Marchionne era un ben pagato manager finanziario, fornito anche di un consistente pacchetto azionario, che gestiva (con successo) i soldi di John e perfino di Lapo Elkann, non un imprenditore schumpeteriano innovativo nella progettazione e nell’organizzazione sociale come Ford o Adriano Olivetti. L’acquisizione della Chrysler con il prestito di Obama è stato il suo capolavoro, non il piano industriale, il lancio di nuovi modelli (a parte la jeep Renegade) o la conquista del mercato americano; l’apertura al settore dei motori ibridi ed elettrici fu tardiva e al momento tutta virtuale. Un accorto operatore finanziario, che ha allontanato temporaneamente lo spettro del fallimento e collocato la Fca al settimo livello in un mercato che nel giro di pochissimi anni avrà posto solo per cinque competitori e quindi prevede ulteriori fusioni e alleanze, che di recente Marchionne aveva fallito (GM, Opel, marche asiatiche). Per di più con un bilancio assai magro per quanto riguardo l’Italia, dove si producono solo tre modelli e dai cui presto uscirà l’unico prodotto di massa, la Panda. Sul piano impositivo lo spostamento elusivo delle residenze legali e fiscali della Fca e del contribuente Marchionne in Olanda, Inghilterra e Svizzera integrano il trasferimento della produzione industriale verso Detroit. Dopo l’avvicendamento con Mike Manley, le dimissioni di Altavilla suggellano la snazionalizzazione del board dirigenziale. Ma, prima ancora, lo stesso Marchionne aveva preso atto realisticamente della svolta trumpiana sui dazi, accettando di fatto lo spostamento del grosso della produzione dentro i confini Usa: nella gara dei sovranismi solo la Germania può resistere all’offensiva protezionista – e anche essa con perdite.
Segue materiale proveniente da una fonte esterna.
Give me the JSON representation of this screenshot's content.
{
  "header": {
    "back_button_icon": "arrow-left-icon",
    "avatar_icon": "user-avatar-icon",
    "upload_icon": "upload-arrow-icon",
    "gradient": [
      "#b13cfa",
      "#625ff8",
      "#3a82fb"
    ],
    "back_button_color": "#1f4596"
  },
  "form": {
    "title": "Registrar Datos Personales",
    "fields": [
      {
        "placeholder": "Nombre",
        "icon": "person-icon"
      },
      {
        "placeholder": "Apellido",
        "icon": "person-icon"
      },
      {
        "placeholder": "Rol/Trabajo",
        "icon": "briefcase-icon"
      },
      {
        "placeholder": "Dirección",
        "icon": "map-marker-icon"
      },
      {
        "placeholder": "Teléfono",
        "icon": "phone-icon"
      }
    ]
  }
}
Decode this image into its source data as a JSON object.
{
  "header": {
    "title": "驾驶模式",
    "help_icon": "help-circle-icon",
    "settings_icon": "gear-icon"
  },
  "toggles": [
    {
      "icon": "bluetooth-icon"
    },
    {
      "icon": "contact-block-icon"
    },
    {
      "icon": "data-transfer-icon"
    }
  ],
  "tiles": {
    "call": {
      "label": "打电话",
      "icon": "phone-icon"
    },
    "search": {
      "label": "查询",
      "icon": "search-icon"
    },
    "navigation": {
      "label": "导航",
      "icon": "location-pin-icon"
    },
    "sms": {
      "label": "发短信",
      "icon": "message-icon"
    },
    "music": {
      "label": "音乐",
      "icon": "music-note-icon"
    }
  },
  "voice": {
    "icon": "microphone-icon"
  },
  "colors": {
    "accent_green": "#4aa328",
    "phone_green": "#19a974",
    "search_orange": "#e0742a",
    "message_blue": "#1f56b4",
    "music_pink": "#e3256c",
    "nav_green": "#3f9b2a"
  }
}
L’unico campo in cui Marchionne fece innovazione effettiva fu quello della politica sindacale, soprattutto prima del suo trasferimento oltreoceano. Mentre i precedenti manager Fiat, Valletta e Romiti, si erano limitati a combinare, secondo le circostanze, i due sperimentati modelli storici  anti-operai, la protezione violenta dei crumiri (Pinkerton) e la creazione di sindacati gialli (Zubatov), Marchionne, oltre all’ovvia separazione fra Cisl e Uil buoni e proni e Fiom ”cattiva”, puntò più in alto a disinnescare il partito di “sinistra”, a fagocitare quel Pd che voleva non solo praticamente impotente (come Berlinguer nel 1980) ma attivamente complice. Ciò che gli riuscì con il sempiterno Fassino e l’affezionato Renzi, ma prima ancora nel 2011 con la neutralità di Bersani nella prova di forza a Mirafiori nel 2011. In fin dei conti il crollo della sinistra fu “merito” sostanziale suo e va detto obiettivamente che anche in questo caso Matteo da Rignano ha usurpato danni fatti da altri. Perfino Di Maio dovrebbe rendergli grazie per gli spazi aperti al populismo a Pomigliano.

Marchionne come persona non ha meritato né l’insopportabile aneddotica che continua a fiorire dopo l’ufficializzazione della morte né il livore da web. Merita la riconoscenza degli azionisti di cui ha annullato i debiti e il ricordo poco caldo degli operai Fiat-Fca. Non lascia un’eredità industriale ma questo fallimento si iscrive in una crisi più generale della globalizzazione e del ruolo europeo in essa. Non essendo riuscito a mangiarsi le altre major il gruppo Fca è probabilmente destinato a essere a sua volta mangiato. A vivere di subappalto e a gestire in Asia la nicchia del lusso, con Ferrari e Maserati. Vedremo.